Se i risultati scientifici finanziati con i soldi dei contribuenti sono “beni pubblici”, è utile o addirittura etico spendere miliardi per cercare una particella elementare? O per andare a visitare un satellite di Giove o cercare l’acqua su Marte? O per osservare una galassia ai confini dell’Universo? In altre parole, è utile finanziare la ricerca di base? E se sì, con che risorse? E per fare quale ricerca?

Queste sono domande che qualsiasi scienziato che si sia avventurato a fare una presentazione davanti ad un pubblico comune si è sentito fare. O più semplicemente sono le domande che ci fanno i nostri amici non scienziati, magari dopo qualche bicchiere. E sono domande che da qualche anno, e in forma anche molto più aggressiva, circolano normalmente sui social networks.  Qualche anno fa, era il settembre del 2015, la NASA annunciò la scoperta di acqua salata sulla superficie di Marte, o meglio, la comparsa stagionale di strisce di terra bagnata su alcuni pendii. Sui social network la notizia venne accolta da raffiche di commenti indignati, del tipo: “assurdo spendere soldi per cercare l’acqua su Marte quando qui sulla Terra milioni di persone soffrono la sete! Con i soldi spesi per Marte si potevano costruire pozzi in Africa”. Il tutto accompagnato da foto di bambini africani denutriti che cercavano di bere da pozze d’acqua sporca. Non sto certo scoprendo qui l’effetto di amplificazione esponenziale di qualsiasi punto di vista, e specialmente di quelli più estremi, che la rete produce, voglio solo enfatizzare che questa amplificazione oggi è il motore principale di quella che una volta si chiamava “opinione pubblica”. Se venti o quaranta anni fa l’opinione pubblica si formava (qualcuno avrebbe detto condizionava) tramite le televisioni, il famoso “effetto B.”, oggi si forma sui social. E chiunque circoli un poco in rete capisce subito che oggi la scienza non gode certo di buona pubblicità sui social, o di vasto e generalizzato supporto pubblico. Gli scienziati sono visti come manipolatori al servizio delle multinazionali e/o dei poteri forti, o, bene che vada, come gente che sperpera i soldi dei contribuenti.
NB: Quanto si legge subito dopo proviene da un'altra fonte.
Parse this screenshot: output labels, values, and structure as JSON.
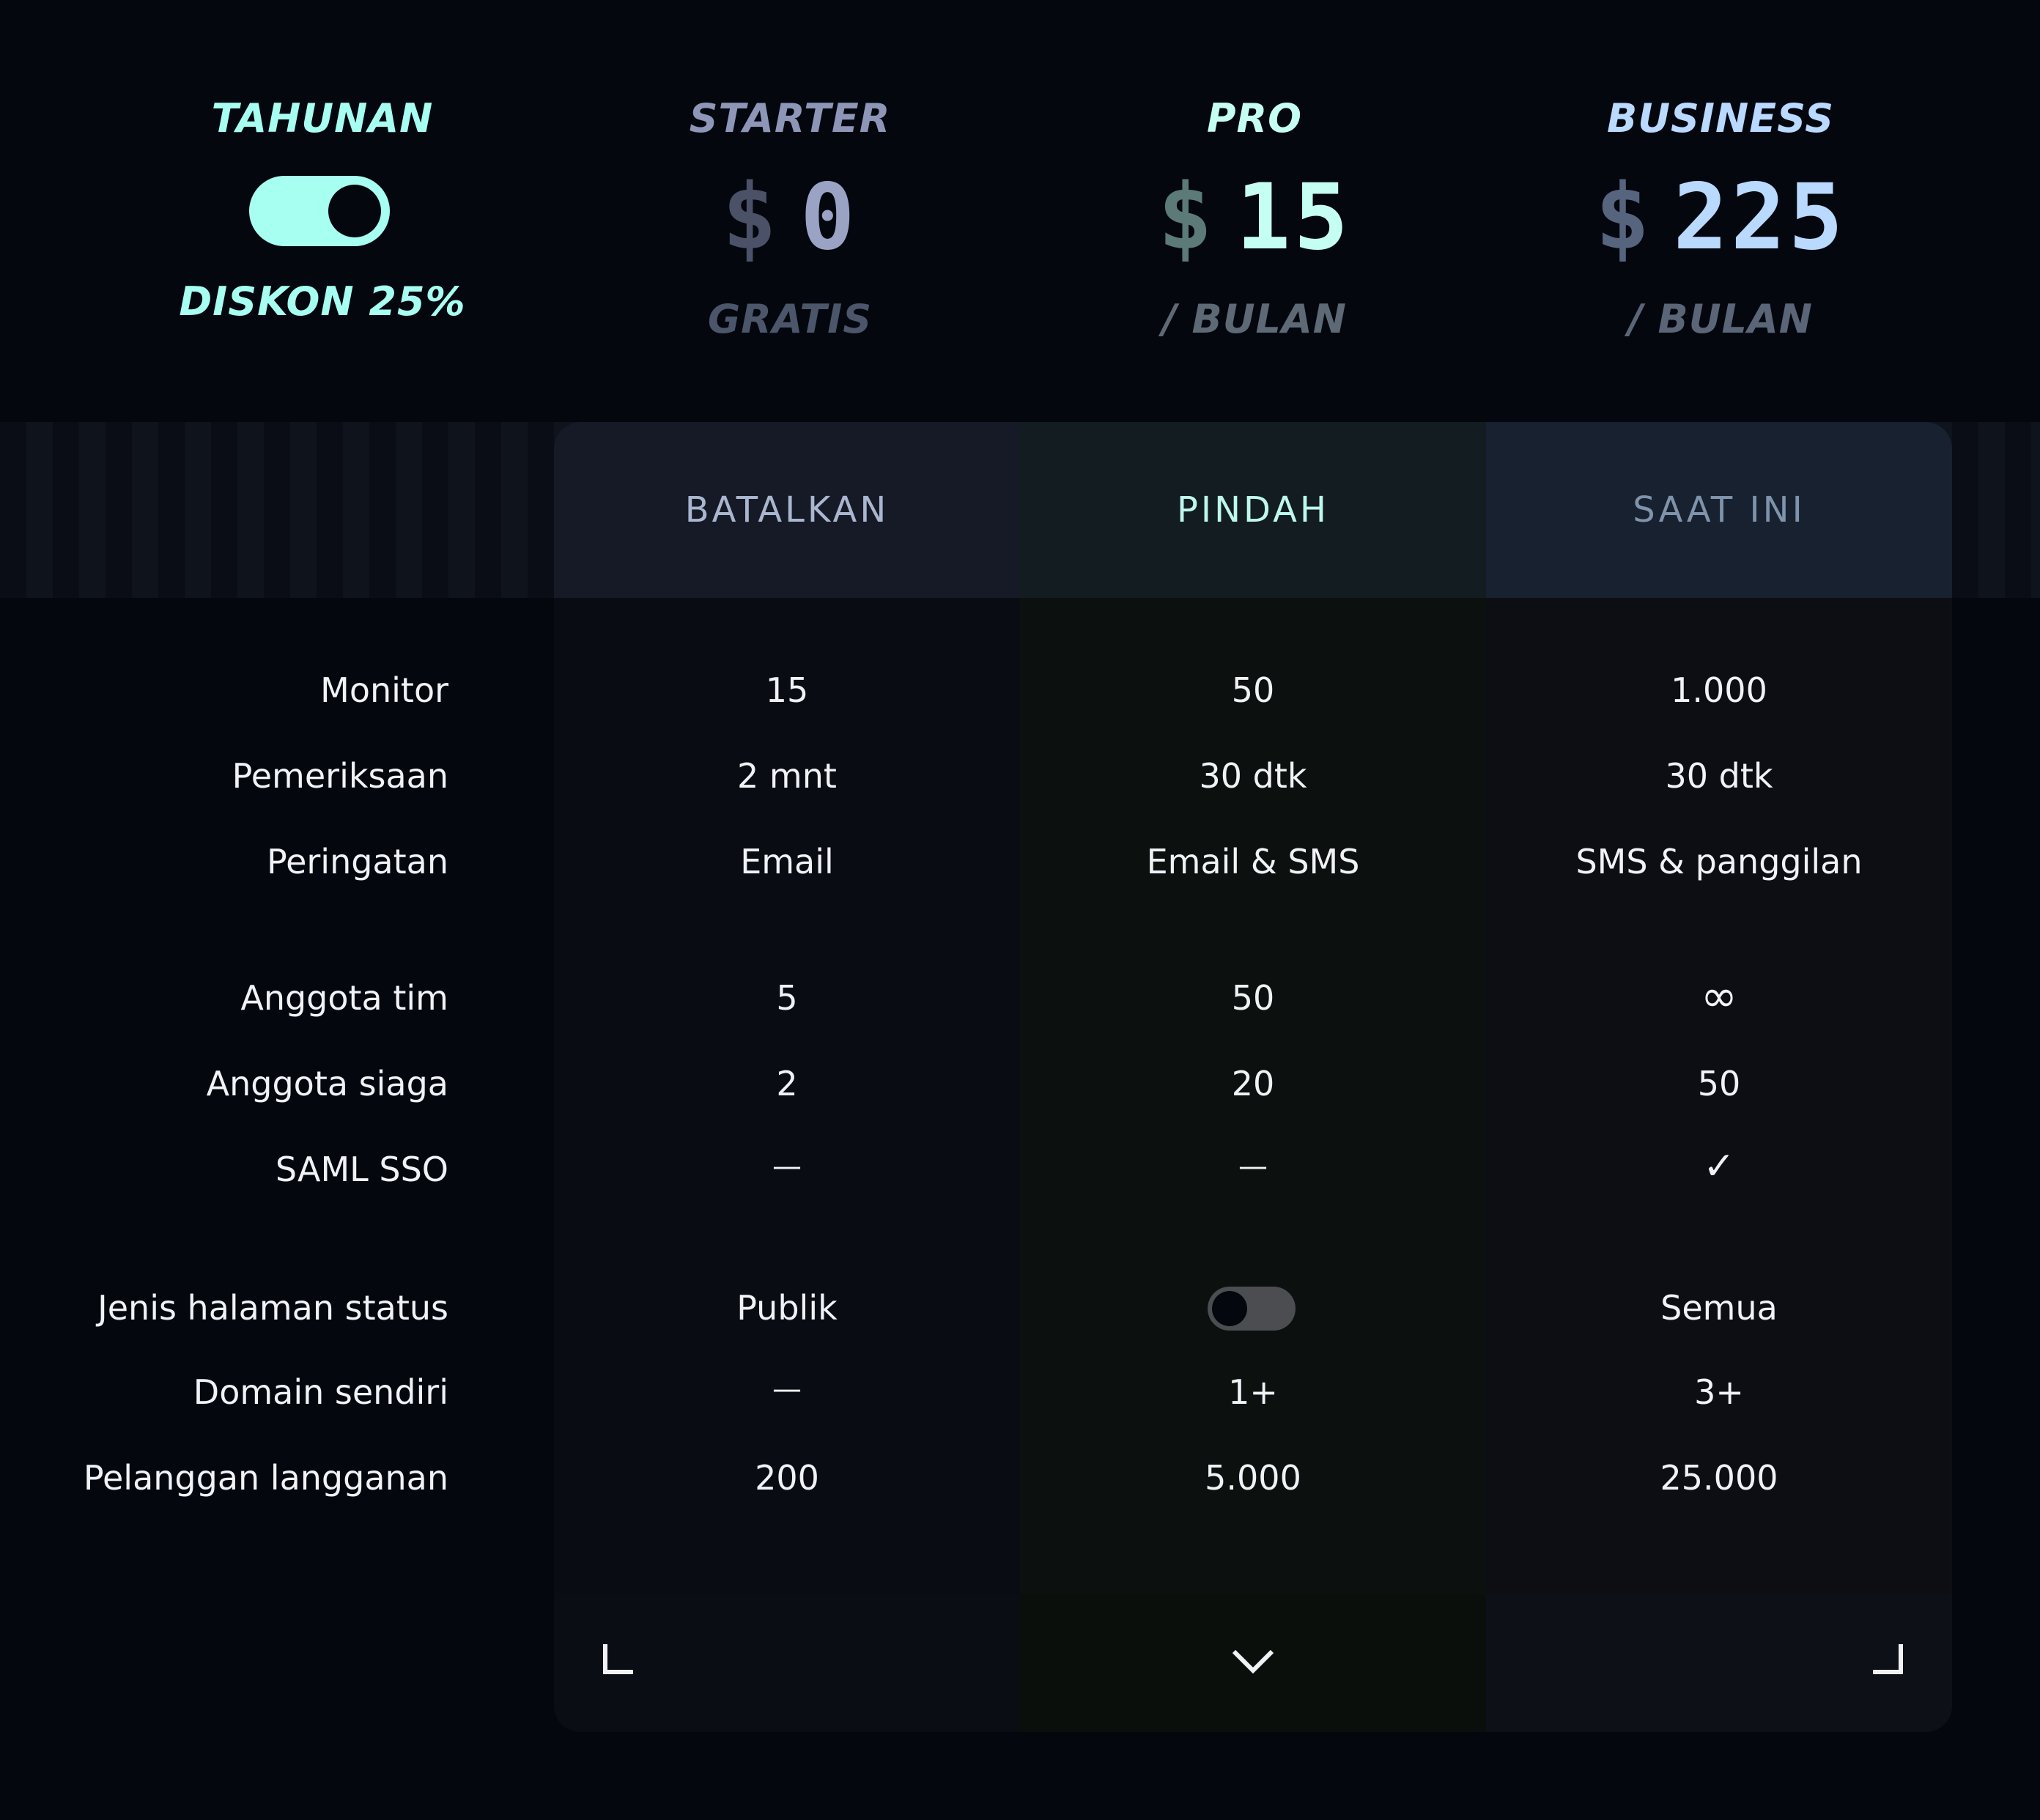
{
  "billing": {
    "period_label": "TAHUNAN",
    "discount_label": "DISKON 25%",
    "annual_toggle_on": true
  },
  "plans": [
    {
      "name": "STARTER",
      "currency": "$",
      "price": "0",
      "period": "GRATIS",
      "action": "BATALKAN"
    },
    {
      "name": "PRO",
      "currency": "$",
      "price": "15",
      "period": "/ BULAN",
      "action": "PINDAH"
    },
    {
      "name": "BUSINESS",
      "currency": "$",
      "price": "225",
      "period": "/ BULAN",
      "action": "SAAT INI"
    }
  ],
  "features": {
    "monitors": {
      "label": "Monitor",
      "values": [
        "15",
        "50",
        "1.000"
      ]
    },
    "checks": {
      "label": "Pemeriksaan",
      "values": [
        "2 mnt",
        "30 dtk",
        "30 dtk"
      ]
    },
    "alerts": {
      "label": "Peringatan",
      "values": [
        "Email",
        "Email & SMS",
        "SMS & panggilan"
      ]
    },
    "team_members": {
      "label": "Anggota tim",
      "values": [
        "5",
        "50",
        "∞"
      ]
    },
    "on_call": {
      "label": "Anggota siaga",
      "values": [
        "2",
        "20",
        "50"
      ]
    },
    "saml_sso": {
      "label": "SAML SSO",
      "values": [
        "—",
        "—",
        "✓"
      ]
    },
    "status_page": {
      "label": "Jenis halaman status",
      "values": [
        "Publik",
        "",
        "Semua"
      ],
      "pro_toggle_on": false
    },
    "custom_domain": {
      "label": "Domain sendiri",
      "values": [
        "—",
        "1+",
        "3+"
      ]
    },
    "subscribers": {
      "label": "Pelanggan langganan",
      "values": [
        "200",
        "5.000",
        "25.000"
      ]
    }
  },
  "colors": {
    "background": "#05070f",
    "accent": "#a7fff2",
    "starter_price": "#9aa3c4",
    "pro_price": "#c5fff4",
    "business_price": "#b9d9ff"
  },
  "icons": {
    "footer_left": "corner-bracket-left-icon",
    "footer_center": "chevron-down-icon",
    "footer_right": "corner-bracket-right-icon"
  }
}
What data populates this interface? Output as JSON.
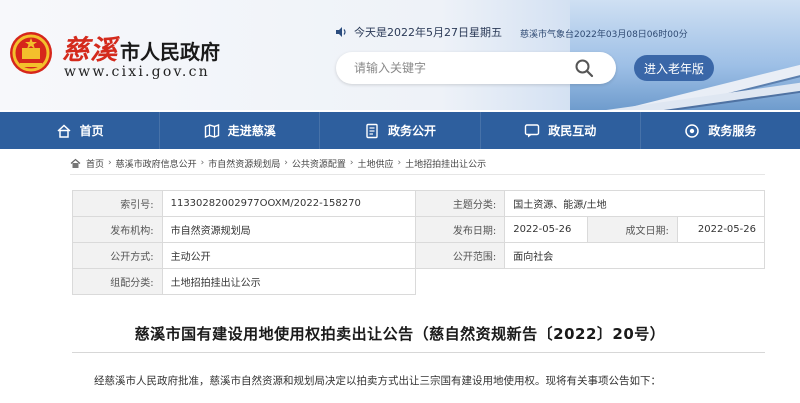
{
  "header": {
    "logo_cn_red": "慈溪",
    "logo_cn_black": "市人民政府",
    "logo_url": "www.cixi.gov.cn",
    "date_text": "今天是2022年5月27日星期五",
    "weather_text": "慈溪市气象台2022年03月08日06时00分",
    "search_placeholder": "请输入关键字",
    "elder_button": "进入老年版"
  },
  "nav": {
    "items": [
      {
        "label": "首页",
        "icon": "home-icon"
      },
      {
        "label": "走进慈溪",
        "icon": "map-icon"
      },
      {
        "label": "政务公开",
        "icon": "document-icon"
      },
      {
        "label": "政民互动",
        "icon": "chat-icon"
      },
      {
        "label": "政务服务",
        "icon": "service-icon"
      }
    ]
  },
  "breadcrumb": [
    "首页",
    "慈溪市政府信息公开",
    "市自然资源规划局",
    "公共资源配置",
    "土地供应",
    "土地招拍挂出让公示"
  ],
  "info": {
    "index_label": "索引号:",
    "index_value": "11330282002977OOXM/2022-158270",
    "theme_label": "主题分类:",
    "theme_value": "国土资源、能源/土地",
    "org_label": "发布机构:",
    "org_value": "市自然资源规划局",
    "pubdate_label": "发布日期:",
    "pubdate_value": "2022-05-26",
    "gendate_label": "成文日期:",
    "gendate_value": "2022-05-26",
    "mode_label": "公开方式:",
    "mode_value": "主动公开",
    "scope_label": "公开范围:",
    "scope_value": "面向社会",
    "group_label": "组配分类:",
    "group_value": "土地招拍挂出让公示"
  },
  "article": {
    "title": "慈溪市国有建设用地使用权拍卖出让公告（慈自然资规新告〔2022〕20号）",
    "intro": "经慈溪市人民政府批准，慈溪市自然资源和规划局决定以拍卖方式出让三宗国有建设用地使用权。现将有关事项公告如下："
  },
  "colors": {
    "nav_bg": "#2e5f9e",
    "logo_red": "#d42a1c",
    "elder_button_bg": "#3a67a8"
  }
}
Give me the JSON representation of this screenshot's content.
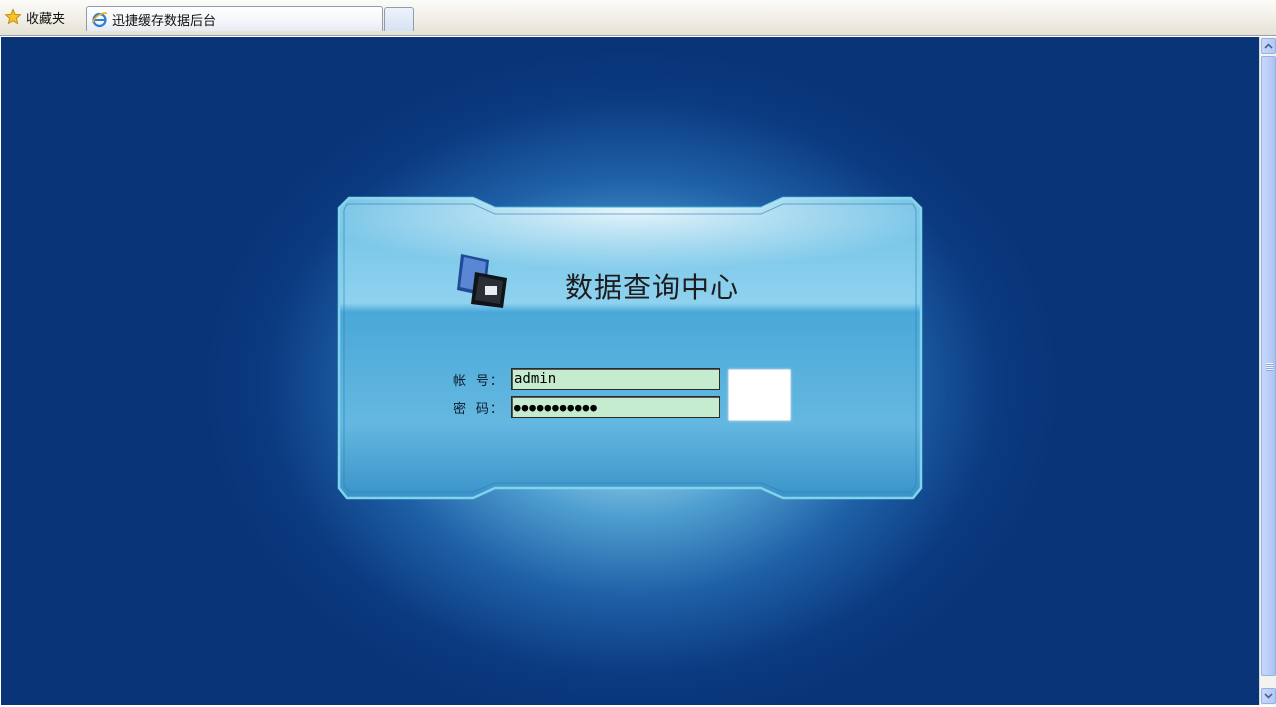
{
  "browser": {
    "favorites_label": "收藏夹",
    "tab_title": "迅捷缓存数据后台"
  },
  "login": {
    "title": "数据查询中心",
    "username_label": "帐 号：",
    "username_value": "admin",
    "password_label": "密 码：",
    "password_mask": "●●●●●●●●●●●"
  },
  "colors": {
    "background_dark": "#0a3478",
    "background_glow": "#9fd3ec",
    "panel_border": "#7fd3ea",
    "field_bg": "#c6eccf"
  },
  "icons": {
    "favorites": "star-icon",
    "tab": "ie-logo-icon",
    "brand": "monitor-logo-icon"
  }
}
Lo ha sintetizzato molto bene il Deputato della Repubblica Daniele Bellotti che nella primavera del 2019, durante una riunione della Commissione Cultura dove si discuteva del riparto del fondo destinato agli enti di ricerca italiani, ha affermato: “Questa è l’ultima vota che approvo un decreto ministeriale di questo tipo, non possiamo più continuare a finanziare poltronifici dove non si fa una mazza!”.  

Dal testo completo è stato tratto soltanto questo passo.